Straight from the crypts, er, vaults of Cameo Parkway comes this fiendish find, a gruesome twosome of vintage albums, Monster Mash/Scary Tales, from the Cool Ghoul himself, the original TV horror host, Zacherle. The first of these albums hit #44 on the charts, as it boasts Zach’s Top Ten hit “Dinner With Drac” (plus, as one of four bonus tracks, its flipside, “Dinner with Drac Pt. 2”). His sleeve notes alone are worth the price of admission — and these albums come to you in original “moan-o.” None other than Zach acolyte (Zacholyte?) John Sebastian chips in with new notes, too. The albums are back in print in America following a long absence, just in time for Halloween.

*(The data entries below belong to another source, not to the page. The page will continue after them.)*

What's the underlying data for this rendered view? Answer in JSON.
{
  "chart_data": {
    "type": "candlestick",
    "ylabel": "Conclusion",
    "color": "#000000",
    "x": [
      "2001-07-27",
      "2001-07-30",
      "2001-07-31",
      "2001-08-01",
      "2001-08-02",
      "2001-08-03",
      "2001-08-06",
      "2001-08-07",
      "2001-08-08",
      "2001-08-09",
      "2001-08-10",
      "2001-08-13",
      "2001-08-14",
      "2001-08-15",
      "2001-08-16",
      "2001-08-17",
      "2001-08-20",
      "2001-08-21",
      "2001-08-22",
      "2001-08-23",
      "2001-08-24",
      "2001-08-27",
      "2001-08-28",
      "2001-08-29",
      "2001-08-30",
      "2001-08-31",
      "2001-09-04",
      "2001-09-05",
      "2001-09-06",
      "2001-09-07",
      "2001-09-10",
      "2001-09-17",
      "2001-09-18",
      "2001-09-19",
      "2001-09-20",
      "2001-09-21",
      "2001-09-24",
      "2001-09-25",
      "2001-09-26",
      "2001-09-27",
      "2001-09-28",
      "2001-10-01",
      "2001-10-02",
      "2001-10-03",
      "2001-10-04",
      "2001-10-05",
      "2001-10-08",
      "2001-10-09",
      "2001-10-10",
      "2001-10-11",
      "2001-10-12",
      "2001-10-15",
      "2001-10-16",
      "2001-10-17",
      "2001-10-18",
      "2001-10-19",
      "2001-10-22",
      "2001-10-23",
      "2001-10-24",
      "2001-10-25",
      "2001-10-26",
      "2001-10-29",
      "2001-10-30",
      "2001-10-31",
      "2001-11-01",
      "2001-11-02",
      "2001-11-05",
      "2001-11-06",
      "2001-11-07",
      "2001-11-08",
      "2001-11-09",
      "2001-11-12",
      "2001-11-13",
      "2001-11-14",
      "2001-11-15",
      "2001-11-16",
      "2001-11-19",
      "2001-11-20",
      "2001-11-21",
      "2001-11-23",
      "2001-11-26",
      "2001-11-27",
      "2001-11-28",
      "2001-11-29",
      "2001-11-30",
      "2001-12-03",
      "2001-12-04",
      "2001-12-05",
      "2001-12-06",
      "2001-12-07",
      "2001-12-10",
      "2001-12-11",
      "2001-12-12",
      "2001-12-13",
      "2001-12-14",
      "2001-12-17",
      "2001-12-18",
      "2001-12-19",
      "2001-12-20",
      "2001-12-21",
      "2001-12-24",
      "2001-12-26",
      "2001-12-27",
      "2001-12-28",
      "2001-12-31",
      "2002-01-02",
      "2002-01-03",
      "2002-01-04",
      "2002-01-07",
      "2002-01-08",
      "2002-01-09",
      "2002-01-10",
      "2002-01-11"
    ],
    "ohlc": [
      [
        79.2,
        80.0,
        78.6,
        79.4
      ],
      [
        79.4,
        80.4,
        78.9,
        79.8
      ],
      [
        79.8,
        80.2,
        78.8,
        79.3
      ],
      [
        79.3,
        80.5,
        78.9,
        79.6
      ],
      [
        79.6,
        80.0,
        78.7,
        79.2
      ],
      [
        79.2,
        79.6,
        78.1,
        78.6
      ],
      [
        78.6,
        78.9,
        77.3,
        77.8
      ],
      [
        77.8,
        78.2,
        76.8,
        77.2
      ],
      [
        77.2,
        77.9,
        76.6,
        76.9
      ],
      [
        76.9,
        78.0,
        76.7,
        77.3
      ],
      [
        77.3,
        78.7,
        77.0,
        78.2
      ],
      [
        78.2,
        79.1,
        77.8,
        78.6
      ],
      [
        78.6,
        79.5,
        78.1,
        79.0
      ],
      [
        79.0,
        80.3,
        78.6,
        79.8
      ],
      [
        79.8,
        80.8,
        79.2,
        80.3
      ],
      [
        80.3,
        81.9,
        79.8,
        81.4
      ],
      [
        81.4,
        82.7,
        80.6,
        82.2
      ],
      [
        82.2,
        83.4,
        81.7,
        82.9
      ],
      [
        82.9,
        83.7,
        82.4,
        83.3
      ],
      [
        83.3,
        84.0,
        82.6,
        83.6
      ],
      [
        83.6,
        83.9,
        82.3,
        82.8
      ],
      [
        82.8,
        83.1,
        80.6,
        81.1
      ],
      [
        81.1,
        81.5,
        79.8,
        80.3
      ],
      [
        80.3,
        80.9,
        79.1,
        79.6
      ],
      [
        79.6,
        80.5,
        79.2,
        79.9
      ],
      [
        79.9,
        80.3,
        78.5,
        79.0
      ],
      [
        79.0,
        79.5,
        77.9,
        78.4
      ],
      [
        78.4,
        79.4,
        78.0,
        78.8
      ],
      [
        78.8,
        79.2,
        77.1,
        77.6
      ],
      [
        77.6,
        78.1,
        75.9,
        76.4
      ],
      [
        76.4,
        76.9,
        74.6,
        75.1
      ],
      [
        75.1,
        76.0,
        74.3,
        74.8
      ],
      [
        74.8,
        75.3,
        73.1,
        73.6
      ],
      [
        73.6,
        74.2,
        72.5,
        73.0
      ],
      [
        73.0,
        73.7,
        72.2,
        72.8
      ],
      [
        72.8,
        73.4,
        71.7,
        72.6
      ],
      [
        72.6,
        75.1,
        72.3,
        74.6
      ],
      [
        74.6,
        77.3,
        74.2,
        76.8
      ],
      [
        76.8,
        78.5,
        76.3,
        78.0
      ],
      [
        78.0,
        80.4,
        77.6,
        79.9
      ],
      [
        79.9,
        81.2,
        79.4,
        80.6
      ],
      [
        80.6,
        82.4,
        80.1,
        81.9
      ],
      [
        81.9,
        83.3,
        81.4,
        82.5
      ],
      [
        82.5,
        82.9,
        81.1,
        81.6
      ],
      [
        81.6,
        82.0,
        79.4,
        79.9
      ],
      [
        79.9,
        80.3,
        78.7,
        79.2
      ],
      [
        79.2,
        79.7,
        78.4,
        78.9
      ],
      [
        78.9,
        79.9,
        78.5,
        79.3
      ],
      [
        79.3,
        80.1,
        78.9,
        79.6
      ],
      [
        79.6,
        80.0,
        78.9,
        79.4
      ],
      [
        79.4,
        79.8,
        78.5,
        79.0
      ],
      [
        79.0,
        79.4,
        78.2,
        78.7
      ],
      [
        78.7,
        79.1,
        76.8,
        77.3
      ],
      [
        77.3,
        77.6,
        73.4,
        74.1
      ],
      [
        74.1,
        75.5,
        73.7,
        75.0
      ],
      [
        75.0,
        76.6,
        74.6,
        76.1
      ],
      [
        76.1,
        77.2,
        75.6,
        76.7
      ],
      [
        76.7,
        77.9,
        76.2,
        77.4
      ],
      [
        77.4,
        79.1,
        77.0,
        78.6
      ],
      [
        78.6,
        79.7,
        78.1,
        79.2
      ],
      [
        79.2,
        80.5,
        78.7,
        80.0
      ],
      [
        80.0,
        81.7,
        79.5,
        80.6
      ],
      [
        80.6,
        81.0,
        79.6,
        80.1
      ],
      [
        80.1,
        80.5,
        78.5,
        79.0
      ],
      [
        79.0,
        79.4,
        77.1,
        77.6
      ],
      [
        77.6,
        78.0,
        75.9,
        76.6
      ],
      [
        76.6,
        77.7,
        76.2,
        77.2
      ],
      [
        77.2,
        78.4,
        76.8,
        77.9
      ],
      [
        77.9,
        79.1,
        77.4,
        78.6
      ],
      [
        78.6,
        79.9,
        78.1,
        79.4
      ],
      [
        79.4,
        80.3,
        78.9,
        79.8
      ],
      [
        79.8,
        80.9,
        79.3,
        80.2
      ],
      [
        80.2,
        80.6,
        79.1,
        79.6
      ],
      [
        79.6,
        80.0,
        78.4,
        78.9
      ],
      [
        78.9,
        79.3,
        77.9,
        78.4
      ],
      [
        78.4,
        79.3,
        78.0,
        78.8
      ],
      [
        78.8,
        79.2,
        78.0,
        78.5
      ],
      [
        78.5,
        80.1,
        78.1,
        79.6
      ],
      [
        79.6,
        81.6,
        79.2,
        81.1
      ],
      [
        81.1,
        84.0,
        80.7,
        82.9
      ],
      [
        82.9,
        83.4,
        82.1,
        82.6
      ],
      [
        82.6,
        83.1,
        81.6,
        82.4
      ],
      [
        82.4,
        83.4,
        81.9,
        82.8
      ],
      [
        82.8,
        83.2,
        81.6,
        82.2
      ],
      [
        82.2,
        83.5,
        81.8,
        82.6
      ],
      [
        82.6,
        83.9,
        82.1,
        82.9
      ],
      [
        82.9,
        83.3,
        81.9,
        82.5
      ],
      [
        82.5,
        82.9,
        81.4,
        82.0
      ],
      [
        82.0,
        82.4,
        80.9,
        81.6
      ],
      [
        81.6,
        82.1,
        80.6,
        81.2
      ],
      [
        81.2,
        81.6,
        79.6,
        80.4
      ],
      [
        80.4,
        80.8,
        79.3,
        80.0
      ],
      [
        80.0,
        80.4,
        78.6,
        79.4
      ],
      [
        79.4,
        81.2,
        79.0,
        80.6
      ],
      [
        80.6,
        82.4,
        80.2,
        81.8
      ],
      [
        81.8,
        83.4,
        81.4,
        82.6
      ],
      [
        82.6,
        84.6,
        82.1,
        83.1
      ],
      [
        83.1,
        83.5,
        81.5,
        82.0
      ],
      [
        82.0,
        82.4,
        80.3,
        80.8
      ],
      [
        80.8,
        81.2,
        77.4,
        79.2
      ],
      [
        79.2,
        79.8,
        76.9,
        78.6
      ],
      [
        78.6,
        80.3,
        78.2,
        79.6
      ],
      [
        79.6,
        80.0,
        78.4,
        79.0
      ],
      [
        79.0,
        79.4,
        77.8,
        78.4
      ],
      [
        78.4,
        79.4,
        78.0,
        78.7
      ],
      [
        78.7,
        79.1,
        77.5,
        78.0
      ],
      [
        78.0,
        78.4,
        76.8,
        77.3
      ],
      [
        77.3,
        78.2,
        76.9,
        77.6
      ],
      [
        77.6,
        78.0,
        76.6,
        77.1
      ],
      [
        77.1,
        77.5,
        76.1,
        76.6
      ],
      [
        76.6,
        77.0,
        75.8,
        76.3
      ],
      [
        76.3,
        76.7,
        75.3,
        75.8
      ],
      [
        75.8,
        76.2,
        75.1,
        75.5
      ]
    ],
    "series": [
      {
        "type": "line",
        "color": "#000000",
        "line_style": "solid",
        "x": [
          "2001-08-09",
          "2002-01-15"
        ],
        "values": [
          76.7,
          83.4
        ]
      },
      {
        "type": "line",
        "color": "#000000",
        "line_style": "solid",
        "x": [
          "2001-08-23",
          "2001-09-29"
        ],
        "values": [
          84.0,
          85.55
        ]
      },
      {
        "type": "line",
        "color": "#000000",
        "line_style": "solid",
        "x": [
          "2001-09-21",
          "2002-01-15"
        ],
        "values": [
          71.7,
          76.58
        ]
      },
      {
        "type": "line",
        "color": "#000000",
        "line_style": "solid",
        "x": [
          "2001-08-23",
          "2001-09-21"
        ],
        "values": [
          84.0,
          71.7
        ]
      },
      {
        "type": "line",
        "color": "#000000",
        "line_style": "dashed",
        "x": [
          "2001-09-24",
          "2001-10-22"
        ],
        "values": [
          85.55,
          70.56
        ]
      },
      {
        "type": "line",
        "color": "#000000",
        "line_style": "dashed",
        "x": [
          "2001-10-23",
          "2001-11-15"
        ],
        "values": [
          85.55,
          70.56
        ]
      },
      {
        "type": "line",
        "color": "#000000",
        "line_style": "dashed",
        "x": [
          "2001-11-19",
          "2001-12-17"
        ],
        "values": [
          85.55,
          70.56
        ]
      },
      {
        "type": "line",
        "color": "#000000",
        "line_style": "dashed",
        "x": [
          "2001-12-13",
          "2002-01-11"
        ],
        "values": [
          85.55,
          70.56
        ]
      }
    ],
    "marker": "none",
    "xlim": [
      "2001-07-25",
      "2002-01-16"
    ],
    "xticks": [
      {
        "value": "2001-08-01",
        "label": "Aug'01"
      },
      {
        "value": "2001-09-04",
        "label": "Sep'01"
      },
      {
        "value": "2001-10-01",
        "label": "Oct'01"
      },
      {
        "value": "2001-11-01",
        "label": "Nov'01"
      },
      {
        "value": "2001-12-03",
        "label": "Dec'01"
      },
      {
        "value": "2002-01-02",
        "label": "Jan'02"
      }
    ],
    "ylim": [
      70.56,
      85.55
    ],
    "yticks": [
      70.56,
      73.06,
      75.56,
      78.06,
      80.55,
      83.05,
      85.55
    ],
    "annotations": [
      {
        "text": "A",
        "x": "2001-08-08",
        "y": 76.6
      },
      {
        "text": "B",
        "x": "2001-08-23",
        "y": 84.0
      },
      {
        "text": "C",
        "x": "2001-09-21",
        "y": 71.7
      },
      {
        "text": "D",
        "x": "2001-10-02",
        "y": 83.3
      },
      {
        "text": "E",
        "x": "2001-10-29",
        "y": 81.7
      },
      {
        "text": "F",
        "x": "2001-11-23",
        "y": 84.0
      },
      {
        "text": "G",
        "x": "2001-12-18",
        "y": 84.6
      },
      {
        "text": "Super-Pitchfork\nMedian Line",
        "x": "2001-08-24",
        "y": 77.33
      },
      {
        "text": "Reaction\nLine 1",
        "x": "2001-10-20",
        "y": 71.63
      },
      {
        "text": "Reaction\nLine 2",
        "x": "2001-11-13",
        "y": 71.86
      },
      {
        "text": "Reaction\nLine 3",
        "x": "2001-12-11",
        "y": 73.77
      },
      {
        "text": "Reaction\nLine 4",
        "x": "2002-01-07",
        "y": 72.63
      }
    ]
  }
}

The Romance album, David Cassidy’s first and only for Arista, was withheld from the American market upon its original release in 1985. Which, one suspects, may have sparked some second guessing in the label’s corporate suites after it scored a Top 10 hit in the U.K. with “The Last Kiss,” which featured George Michael on vocals. “She Knows All About Boys” was a European smash as well, while the album itself went to #20 on the British charts. Romance is also notable for being the only ’80s release from the former Partridge Family teen idol, and for the production and songwriting work of Alan Tarney (a-ha, Squeeze, Leo Sayer, Matthew Sweet). Nevertheless, this reissue marks the first time Romance has been released in any form in the U.S. Mike Ragogna’s liner notes place this long-lost recording in context of Cassidy’s one-of-a-kind career.